What is the proper Christian condolence to a Muslim co-worker?
Your question is a common one, especially because the Muslim is just one type of the unbelieving persons whom Christians know, work with, and befriend. Christians struggle to know what to say to an unbelieving friend who mourns the death of a loved one precisely because their mourning occurs on the other side of the line between our belief and their unbelief.
We can best answer your question by turning to the primary passage in the Bible to comfort Christians in the face of death, 1 Thessalonians 4:13-18:
But we don't want you to be ignorant, brothers, concerning those who have fallen asleep, so that you don't grieve like the rest, who have no hope. For if we believe that Jesus died and rose again, even so those who have fallen asleep in Jesus will God bring with him. For this we tell you by the word of the Lord, that we who are alive, who are left to the coming of the Lord, will in no way precede those who have fallen asleep. For the Lord himself will descend from heaven with a shout, with the voice of the archangel, and with God's trumpet. The dead in Christ will rise first, then we who are alive, who are left, will be caught up together with them in the clouds, to meet the Lord in the air. So we will be with the Lord forever. Therefore comfort one another with these words.
Our comfort when loved ones who belong to Christ die is the resurrection of the dead. That is, our separation from them is only for a time, and death will hold them, and us, only for a brief while. All our pain and sorrow will be resolved, ultimately, in the glorious return of Jesus our Savior. All of us will spend all eternity in resurrection bodies, like his, worshiping him with one another. Note carefully that the Apostle Paul does not tell Christians they should not grieve; rather, 1 Thessalonians 4:13 makes clear that we are to grieve with hope, that is, being comforted with the good news of the resurrection and the assurance that our grief is a temporary condition.
Of course, our possession of comfort is contrasted with "the rest," who must grieve without hope. This is because they have no Christian hope of the resurrection for themselves and thus cannot take comfort in any glorious reunion with loved ones at the Second Coming of Christ. This is the point at which many Christians stumble. What condolences can we offer to those whom the Bible specifically says are without hope?
We certainly must not offer any false hope; we cannot tell unbelievers, for example, that they will see their loved ones again in glory, for that would be a lie.

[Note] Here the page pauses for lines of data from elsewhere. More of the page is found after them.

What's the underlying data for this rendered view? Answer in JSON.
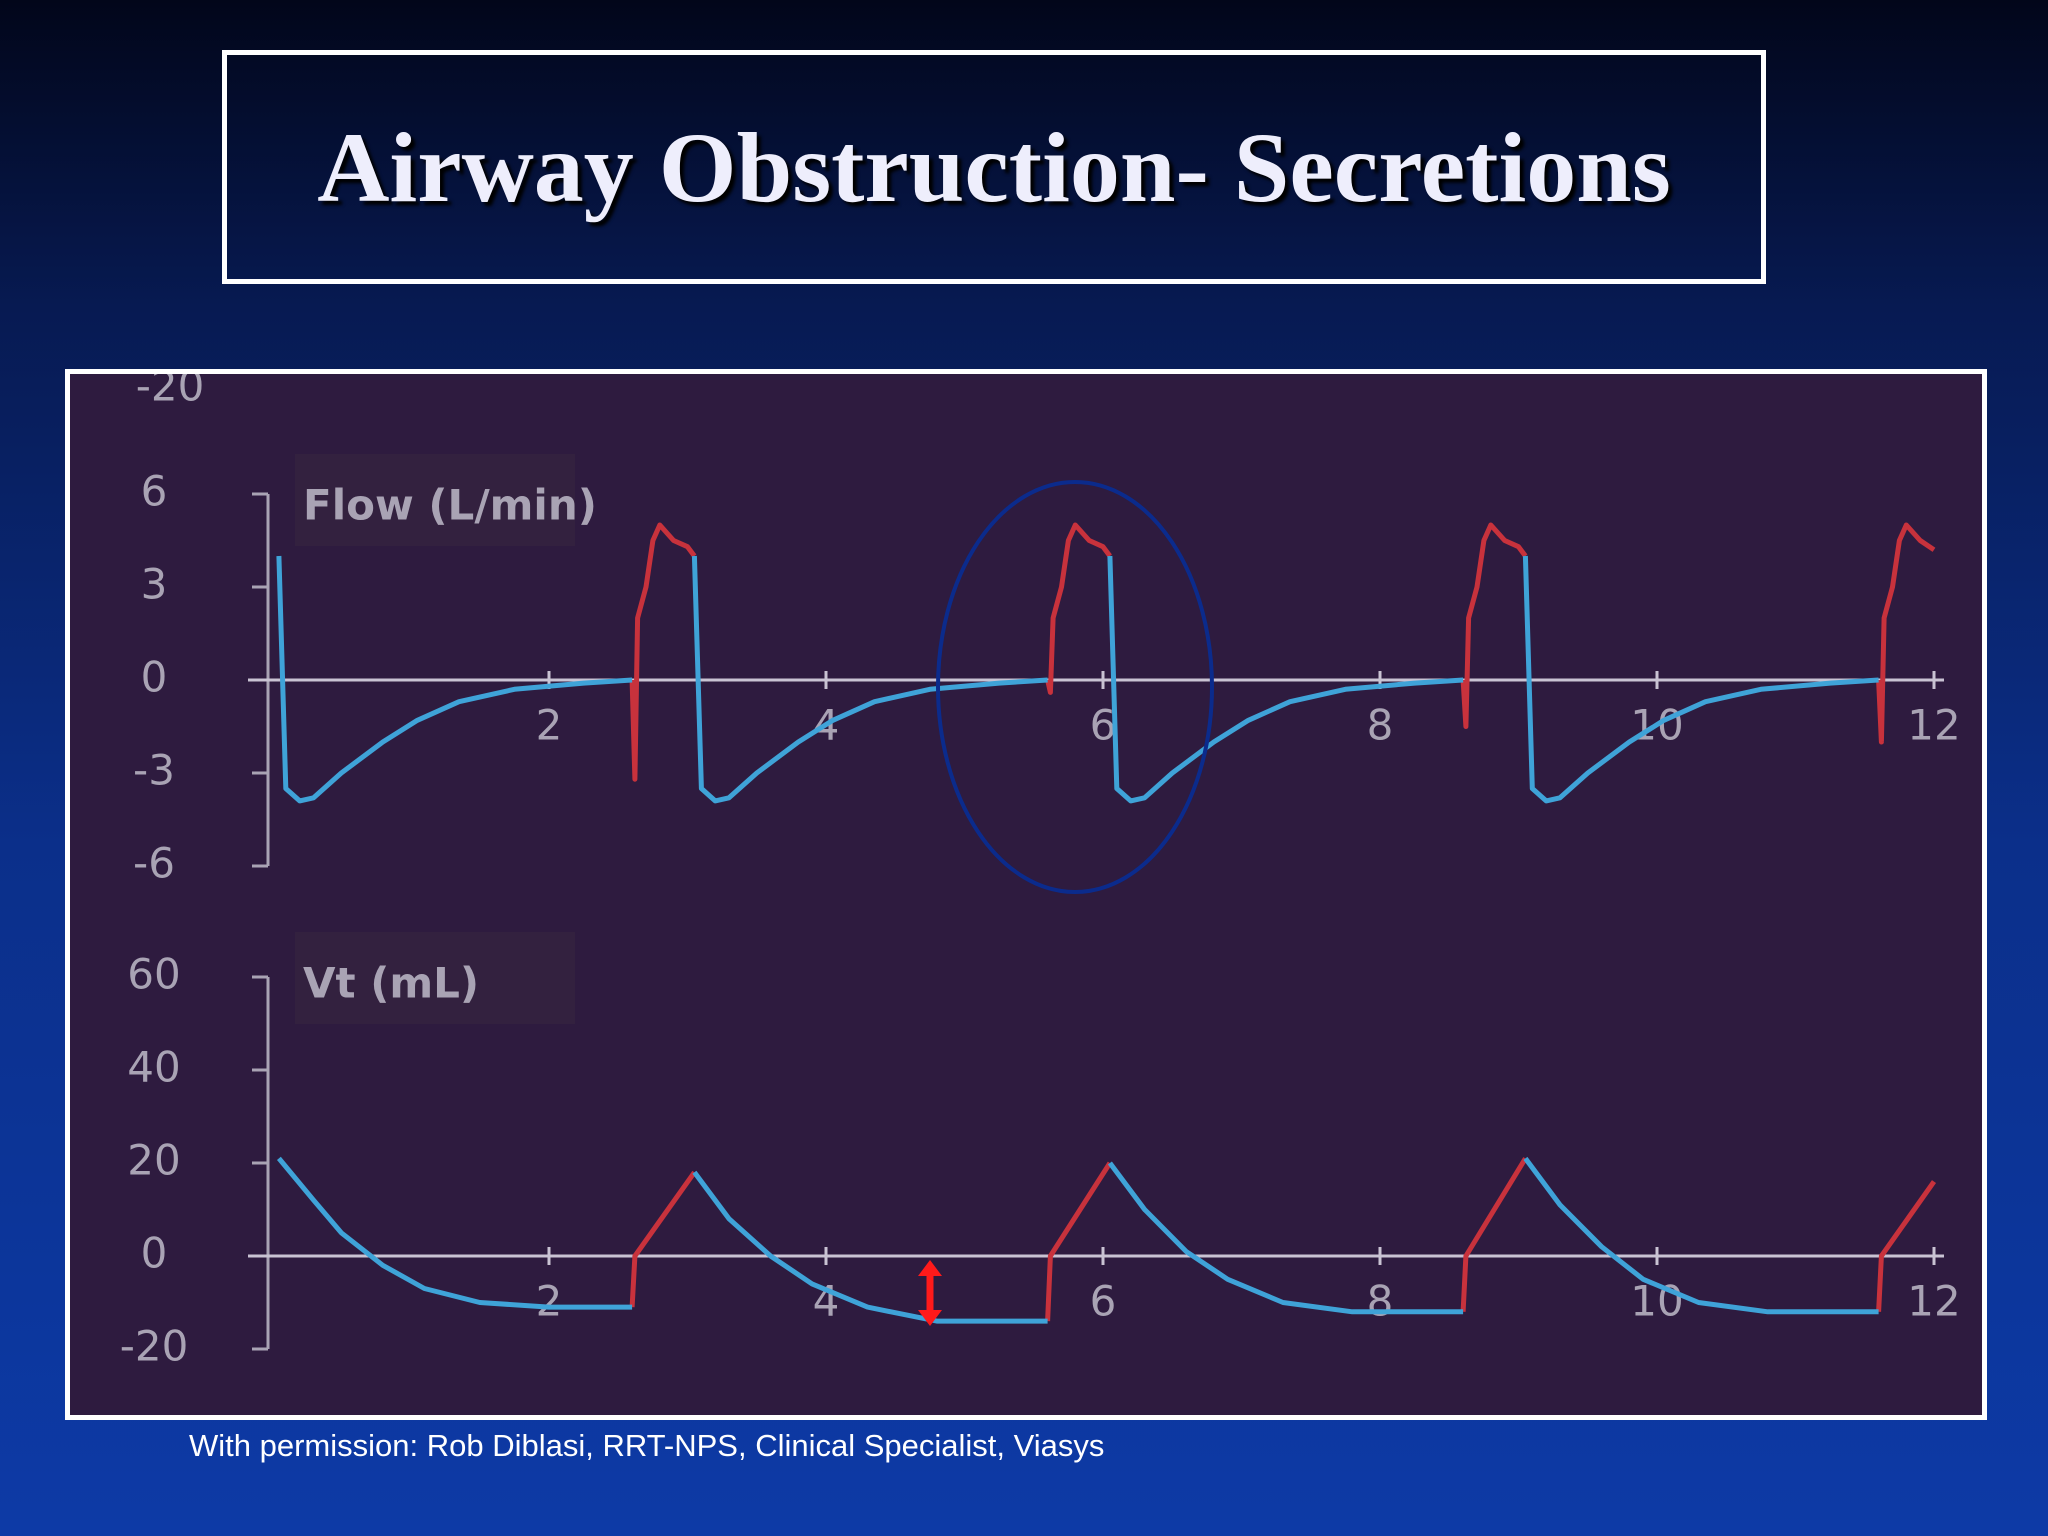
{
  "title": "Airway Obstruction- Secretions",
  "credit": "With permission: Rob Diblasi, RRT-NPS, Clinical Specialist, Viasys",
  "cropped_tick_label": -20,
  "chart_data": [
    {
      "type": "line",
      "label": "Flow (L/min)",
      "x": [
        0.05,
        0.1,
        0.2,
        0.3,
        0.5,
        0.8,
        1.05,
        1.35,
        1.75,
        2.25,
        2.6,
        2.62,
        2.64,
        2.7,
        2.75,
        2.8,
        2.9,
        3.0,
        3.05,
        3.1,
        3.2,
        3.3,
        3.5,
        3.8,
        4.05,
        4.35,
        4.75,
        5.25,
        5.6,
        5.62,
        5.64,
        5.7,
        5.75,
        5.8,
        5.9,
        6.0,
        6.05,
        6.1,
        6.2,
        6.3,
        6.5,
        6.8,
        7.05,
        7.35,
        7.75,
        8.25,
        8.6,
        8.62,
        8.64,
        8.7,
        8.75,
        8.8,
        8.9,
        9.0,
        9.05,
        9.1,
        9.2,
        9.3,
        9.5,
        9.8,
        10.05,
        10.35,
        10.75,
        11.25,
        11.6,
        11.62,
        11.64,
        11.7,
        11.75,
        11.8,
        11.9,
        12.0
      ],
      "xlim": [
        0,
        12
      ],
      "xticks": [
        2,
        4,
        6,
        8,
        10,
        12
      ],
      "ylim": [
        -6,
        6
      ],
      "yticks": [
        -6,
        -3,
        0,
        3,
        6
      ],
      "series": [
        {
          "color": "#c8323c",
          "values": [
            null,
            null,
            null,
            null,
            null,
            null,
            null,
            null,
            null,
            null,
            0,
            -3.2,
            2.0,
            3.0,
            4.5,
            5.0,
            4.5,
            4.3,
            4.0,
            null,
            null,
            null,
            null,
            null,
            null,
            null,
            null,
            null,
            0,
            -0.4,
            2.0,
            3.0,
            4.5,
            5.0,
            4.5,
            4.3,
            4.0,
            null,
            null,
            null,
            null,
            null,
            null,
            null,
            null,
            null,
            0,
            -1.5,
            2.0,
            3.0,
            4.5,
            5.0,
            4.5,
            4.3,
            4.0,
            null,
            null,
            null,
            null,
            null,
            null,
            null,
            null,
            null,
            0,
            -2.0,
            2.0,
            3.0,
            4.5,
            5.0,
            4.5,
            4.2
          ]
        },
        {
          "color": "#3fa3d8",
          "values": [
            4.0,
            -3.5,
            -3.9,
            -3.8,
            -3.0,
            -2.0,
            -1.3,
            -0.7,
            -0.3,
            -0.1,
            0,
            null,
            null,
            null,
            null,
            null,
            null,
            null,
            4.0,
            -3.5,
            -3.9,
            -3.8,
            -3.0,
            -2.0,
            -1.3,
            -0.7,
            -0.3,
            -0.1,
            0,
            null,
            null,
            null,
            null,
            null,
            null,
            null,
            4.0,
            -3.5,
            -3.9,
            -3.8,
            -3.0,
            -2.0,
            -1.3,
            -0.7,
            -0.3,
            -0.1,
            0,
            null,
            null,
            null,
            null,
            null,
            null,
            null,
            4.0,
            -3.5,
            -3.9,
            -3.8,
            -3.0,
            -2.0,
            -1.3,
            -0.7,
            -0.3,
            -0.1,
            0,
            null,
            null,
            null,
            null,
            null,
            null,
            null
          ]
        }
      ]
    },
    {
      "type": "line",
      "label": "Vt (mL)",
      "x": [
        0.05,
        0.3,
        0.5,
        0.8,
        1.1,
        1.5,
        2.0,
        2.6,
        2.62,
        3.05,
        3.3,
        3.6,
        3.9,
        4.3,
        4.8,
        5.6,
        5.62,
        6.05,
        6.3,
        6.6,
        6.9,
        7.3,
        7.8,
        8.6,
        8.62,
        9.05,
        9.3,
        9.6,
        9.9,
        10.3,
        10.8,
        11.6,
        11.62,
        12.0
      ],
      "xlim": [
        0,
        12
      ],
      "xticks": [
        2,
        4,
        6,
        8,
        10,
        12
      ],
      "ylim": [
        -20,
        60
      ],
      "yticks": [
        -20,
        0,
        20,
        40,
        60
      ],
      "series": [
        {
          "color": "#c8323c",
          "values": [
            null,
            null,
            null,
            null,
            null,
            null,
            null,
            -11,
            0,
            18,
            null,
            null,
            null,
            null,
            null,
            -14,
            0,
            20,
            null,
            null,
            null,
            null,
            null,
            -12,
            0,
            21,
            null,
            null,
            null,
            null,
            null,
            -12,
            0,
            16
          ]
        },
        {
          "color": "#3fa3d8",
          "values": [
            21,
            12,
            5,
            -2,
            -7,
            -10,
            -11,
            -11,
            null,
            18,
            8,
            0,
            -6,
            -11,
            -14,
            -14,
            null,
            20,
            10,
            1,
            -5,
            -10,
            -12,
            -12,
            null,
            21,
            11,
            2,
            -5,
            -10,
            -12,
            -12,
            null,
            null
          ]
        }
      ]
    }
  ]
}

However, we can—in fact, I believe we must if ours is to be a truly Biblical faith—sympathize and empathize with their grief. For as Christians we affirm the reality of death and its horrific grip on all mankind. We not only acknowledge this fact, we embrace it, for it, along with the genuine reality of sin, makes sense of the Cross of Christ. God's sympathy for human pain and suffering in the omnipresent face of death is the very reason for the Gospel: "Since then the children have shared in flesh and blood, he [Christ] also himself in like manner partook of the same, that through death he might bring to nothing him who had the power of death, that is, the devil, and might deliver all of them who through fear of death were all their lifetime subject to bondage." (Hebrews 2:14-15)
The proper Christian condolence to a Muslim, or to any other non-Christian, is to tell him or her that you know his or her pain is real and that your own conviction is that by his incarnation the Son of God testifies to all mankind that he dispels the fear and pain of death through his person and work. This, after all, was the message of the angel outside Bethlehem two thousand years ago: "Don't be afraid, for behold, I bring you good news of great joy which will be to all the people. For there is born to you, this day, in the city of David, a Savior, who is Christ the Lord" (Luke 2:10-11). It may be, by God's grace, that the Spirit chooses to use your testimony to the compassion of God in the gospel and your understanding of the person's grief as a means to convince that him or her that the only true comfort regarding death is the Gospel of Jesus Christ.